News Release

Towards new algorithms and discretization

Mathematician of the University of Jena awarded an ERC Starting Grant

Grant and Award Announcement

Friedrich-Schiller-Universitaet Jena

Dietmar Gallistl, Friedrich-Schiller-Universitaet Jena

image: Prof. Dr Dietmar Gallistl from the german University of Jena awarded an ERC Starting Grant. view more 

Credit: (Image: Anne Guenther/Uni Jena)

(Jena, Germany) Doing pioneer work in science and answering questions of the future--these are tasks of young researchers that the European Research Council (ERC) supports with ERC Starting Grants. This type of grant provides up to 1.5 million euros for a dedicated research group. For a period of five years, grant winners can pursue an innovative project idea. Prof. Dr Dietmar Gallistl from Friedrich Schiller University Jena (Germany) is one of the researchers selected for funding this year. Within the framework of his project--'Discretization and adaptive approximation of fully nonlinear equations' (DAFNE)--, the mathematician intends to explore new numerical methods for a class of differential equations in order to expand their potential for possible applications.

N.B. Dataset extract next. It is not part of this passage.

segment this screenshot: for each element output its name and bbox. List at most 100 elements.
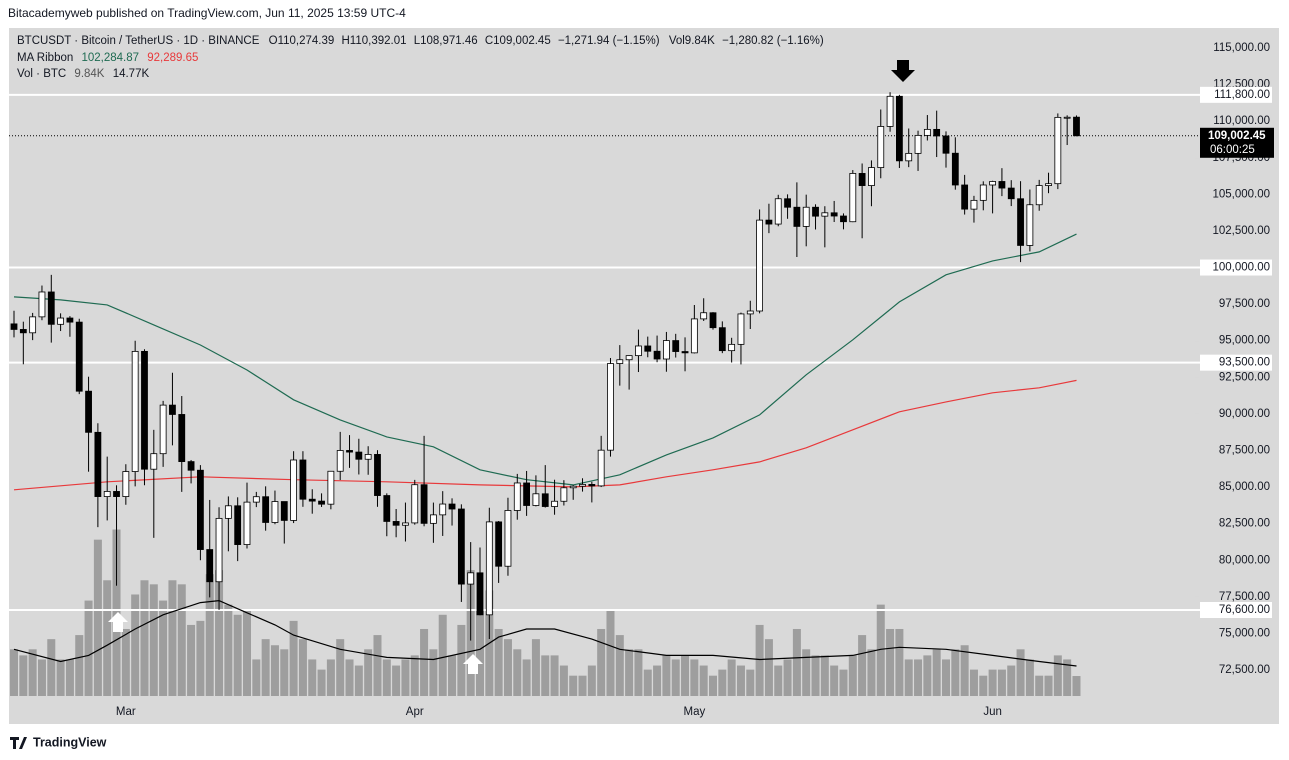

Time, freedom and flexibility

"I am delighted to receive the grant, because over the next five years it will give me the time, freedom and flexibility to implement such a research project--together with a young and creative team," says Dietmar Gallistl from the University of Jena. He wants to use the third-party funding of 1.45 million euros to finance two postdoc positions and two doctorral candidates. "On the one hand, the ERC Starting Grant confirms once again that Friedrich Schiller University has gained an excellent young researcher. On the other hand, such funding always rewards project ideas that could become promising research foci at our University in the next years", says Prof. Dr Georg Pohnert, Vice-President for Research at the University of Jena, acknowledging the success of his colleague who has been conducting research in Jena since last winter semester.

Dividing the continuum into intervals

In the years to come, Dietmar Gallistl--who primarily conducts basic research in the field of numerical analysis--will explore how the 'finite element method' can be applied to the class of fully nonlinear equations. "In numerical analysis, we find ways to not only describe equations and analyse their nature, but to actually solve them approximately--and as efficiently as possible," explains the 33-year-old scientist. "For this purpose, we generally use algorithms, nowadays usually applied by means of modern computing technology." But even such computers reach their limits in terms of computing power, making it necessary to subdivide continuous mathematical problems--i. e. those involving an infinite number of numbers--into manageable smaller parts and thus approximate the solution of an equation as closely as possible. This is achieved by a process called discretization. One method used for that purpose is the finite element method, where a body, for example, is subdivided into many small parts. "It is frequently applied in engineering, for example when calculating the deformation of elastic solids in civil engineering," explains the mathematician of the University of Jena.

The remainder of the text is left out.